L’horror di successo A Quiet Place di John Krasinski, un grande successo al botteghino, diventa una trilogia. In molti conoscono il suo ideatore come attore protagonista della serie Jack Ryan o per il personaggio di Jim Halpert in The Office. Come Reed Richards del nuovo universo Marvel è durato poco, una breve comparsa in The Multiverse of Madness e poi via, sostituito da Pedro Pascal e forse per lui è stato meglio così visto che l’Mcu sta deragliando verso multiversi di flop. La saga A Quiet Place inizia nel 2018 con la famiglia Abbott in fuga dalla città verso la campagna: madre, padre e tre figli comunicano solo con l’alfabeto dei segni perché una razza aliena che non ha occhi ma uno sviluppatissimo senso dell’udito sta facendo macelleria di esseri umani.

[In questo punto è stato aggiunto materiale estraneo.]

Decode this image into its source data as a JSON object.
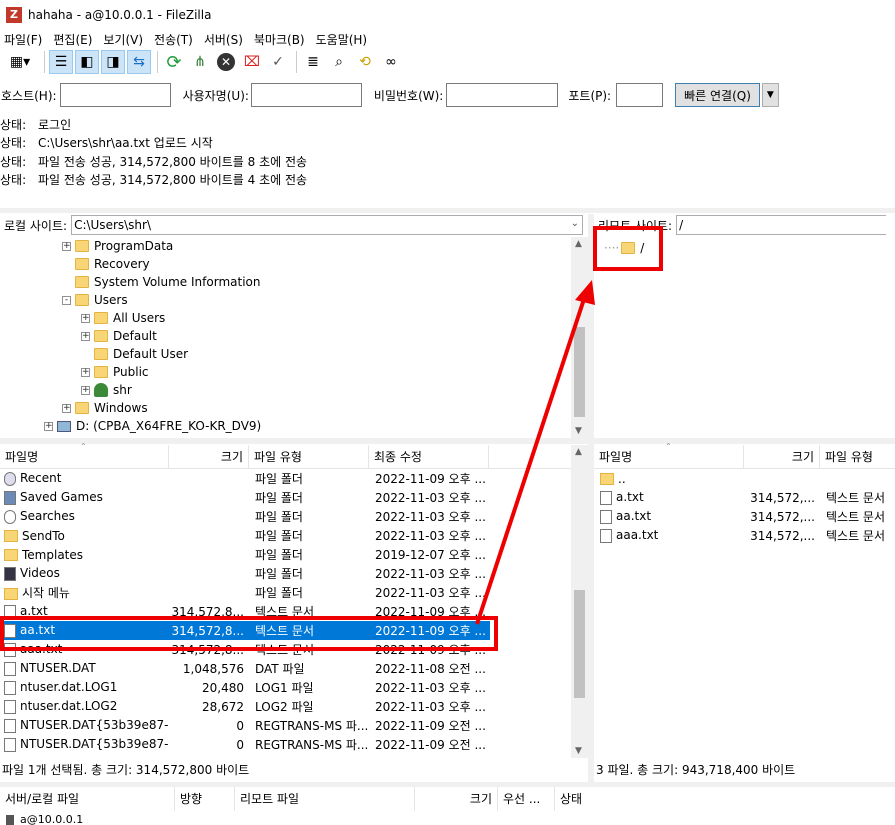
{
  "window": {
    "title": "hahaha - a@10.0.0.1 - FileZilla",
    "app_icon": "Z"
  },
  "menu": [
    "파일(F)",
    "편집(E)",
    "보기(V)",
    "전송(T)",
    "서버(S)",
    "북마크(B)",
    "도움말(H)"
  ],
  "quickconnect": {
    "host_label": "호스트(H):",
    "host_value": "",
    "user_label": "사용자명(U):",
    "user_value": "",
    "pass_label": "비밀번호(W):",
    "pass_value": "",
    "port_label": "포트(P):",
    "port_value": "",
    "connect_label": "빠른 연결(Q)"
  },
  "log": [
    {
      "label": "상태:",
      "text": "로그인"
    },
    {
      "label": "상태:",
      "text": "C:\\Users\\shr\\aa.txt 업로드 시작"
    },
    {
      "label": "상태:",
      "text": "파일 전송 성공, 314,572,800 바이트를 8 초에 전송"
    },
    {
      "label": "상태:",
      "text": "파일 전송 성공, 314,572,800 바이트를 4 초에 전송"
    }
  ],
  "local": {
    "site_label": "로컬 사이트:",
    "path": "C:\\Users\\shr\\",
    "tree": [
      {
        "label": "ProgramData",
        "expander": "+"
      },
      {
        "label": "Recovery",
        "expander": ""
      },
      {
        "label": "System Volume Information",
        "expander": ""
      },
      {
        "label": "Users",
        "expander": "-"
      },
      {
        "label": "All Users",
        "expander": "+"
      },
      {
        "label": "Default",
        "expander": "+"
      },
      {
        "label": "Default User",
        "expander": ""
      },
      {
        "label": "Public",
        "expander": "+"
      },
      {
        "label": "shr",
        "expander": "+"
      },
      {
        "label": "Windows",
        "expander": "+"
      },
      {
        "label": "D: (CPBA_X64FRE_KO-KR_DV9)",
        "expander": "+"
      }
    ],
    "columns": [
      "파일명",
      "크기",
      "파일 유형",
      "최종 수정"
    ],
    "files": [
      {
        "name": "Recent",
        "size": "",
        "type": "파일 폴더",
        "modified": "2022-11-09 오후 ...",
        "icon": "recent"
      },
      {
        "name": "Saved Games",
        "size": "",
        "type": "파일 폴더",
        "modified": "2022-11-03 오후 ...",
        "icon": "games"
      },
      {
        "name": "Searches",
        "size": "",
        "type": "파일 폴더",
        "modified": "2022-11-03 오후 ...",
        "icon": "search"
      },
      {
        "name": "SendTo",
        "size": "",
        "type": "파일 폴더",
        "modified": "2022-11-03 오후 ...",
        "icon": "folder"
      },
      {
        "name": "Templates",
        "size": "",
        "type": "파일 폴더",
        "modified": "2019-12-07 오후 ...",
        "icon": "folder"
      },
      {
        "name": "Videos",
        "size": "",
        "type": "파일 폴더",
        "modified": "2022-11-03 오후 ...",
        "icon": "video"
      },
      {
        "name": "시작 메뉴",
        "size": "",
        "type": "파일 폴더",
        "modified": "2022-11-03 오후 ...",
        "icon": "folder"
      },
      {
        "name": "a.txt",
        "size": "314,572,8...",
        "type": "텍스트 문서",
        "modified": "2022-11-09 오후 ...",
        "icon": "file"
      },
      {
        "name": "aa.txt",
        "size": "314,572,8...",
        "type": "텍스트 문서",
        "modified": "2022-11-09 오후 ...",
        "icon": "file",
        "selected": true
      },
      {
        "name": "aaa.txt",
        "size": "314,572,8...",
        "type": "텍스트 문서",
        "modified": "2022-11-09 오후 ...",
        "icon": "file"
      },
      {
        "name": "NTUSER.DAT",
        "size": "1,048,576",
        "type": "DAT 파일",
        "modified": "2022-11-08 오전 ...",
        "icon": "file"
      },
      {
        "name": "ntuser.dat.LOG1",
        "size": "20,480",
        "type": "LOG1 파일",
        "modified": "2022-11-03 오후 ...",
        "icon": "file"
      },
      {
        "name": "ntuser.dat.LOG2",
        "size": "28,672",
        "type": "LOG2 파일",
        "modified": "2022-11-03 오후 ...",
        "icon": "file"
      },
      {
        "name": "NTUSER.DAT{53b39e87-...",
        "size": "0",
        "type": "REGTRANS-MS 파...",
        "modified": "2022-11-09 오전 ...",
        "icon": "file"
      },
      {
        "name": "NTUSER.DAT{53b39e87-...",
        "size": "0",
        "type": "REGTRANS-MS 파...",
        "modified": "2022-11-09 오전 ...",
        "icon": "file"
      }
    ],
    "status": "파일 1개 선택됨. 총 크기: 314,572,800 바이트"
  },
  "remote": {
    "site_label": "리모트 사이트:",
    "path": "/",
    "tree_root": "/",
    "columns": [
      "파일명",
      "크기",
      "파일 유형"
    ],
    "files": [
      {
        "name": "..",
        "size": "",
        "type": "",
        "icon": "folder"
      },
      {
        "name": "a.txt",
        "size": "314,572,...",
        "type": "텍스트 문서",
        "icon": "file"
      },
      {
        "name": "aa.txt",
        "size": "314,572,...",
        "type": "텍스트 문서",
        "icon": "file"
      },
      {
        "name": "aaa.txt",
        "size": "314,572,...",
        "type": "텍스트 문서",
        "icon": "file"
      }
    ],
    "status": "3 파일. 총 크기: 943,718,400 바이트"
  },
  "queue": {
    "columns": [
      "서버/로컬 파일",
      "방향",
      "리모트 파일",
      "크기",
      "우선 ...",
      "상태"
    ],
    "first_row": "a@10.0.0.1"
  },
  "colors": {
    "selection": "#0078d7",
    "highlight": "#e00000"
  }
}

Bisogna quindi restare nel più assoluto silenzio.
Il primo film della saga è costato poco più di 17 milioni di dollari e ne ha incassati nel mondo quasi 350. Grande successo anche per il sequel del 2020 con un incasso di poco superiore ai 300 milioni. Siamo dunque al terzo, il prequel, che ci riporta al giorno uno, quello in cui la popolazione di New York vede arrivare dal cielo una pioggia di mostri che non sopportano i rumori, un po’ come i vostri condòmini.
Si torna alle regole base del genere horror: inizio di calma apparente seguito da un’esplosione di orrore. Tuttavia non c’è splatter, le prede vengono catturate ma non si assiste alla loro macellazione. Il senso di ineluttabilità della fine, dato negli altri due film dagli orridi alieni dalle zampe falcidianti, qui è fornito anche da Sam (Lupita Nyong’o), una donna con un cancro all’ultimo stadio che reagisce all’orrore in maniera tutta personale, con una rassegnazione stratificata. I nuovi personaggi, tutti antieroi perché oltre a Sam c’è anche Eric (Joseph Quinn) che soffre di crisi di panico, trasmettono un’intera gamma di emozioni senza pronunciare una parola. Solo quando piove e tuona si può parlare: la natura offre la sua copertura salvifica. Perché il vero protagonista del film è il suono, o meglio la sua assenza, in un’atmosfera perfetta per jumpscare a raffica. Tra l’altro ci si chiede dove abbiano trovato l’unico gatto al mondo che non miagola mai, ma in quella situazione ti fai coinvolgere: anche in sala non volava una mosca.
A Quiet Place: Day One è un esercizio di tensione calibrata con qualche rallentamento nel ritmo ma con un risultato finale che mantiene le promesse. C’è anche un tentativo di riflessione sulla condizione umana, sull’importanza dei legami familiari e, perché no, c’è anche spazio per un ammonimento sui rischi dell’inquinamento acustico: non sarà forse la sciabolata di un alieno, ma un accenno di ipoacusia a sessant’anni sì.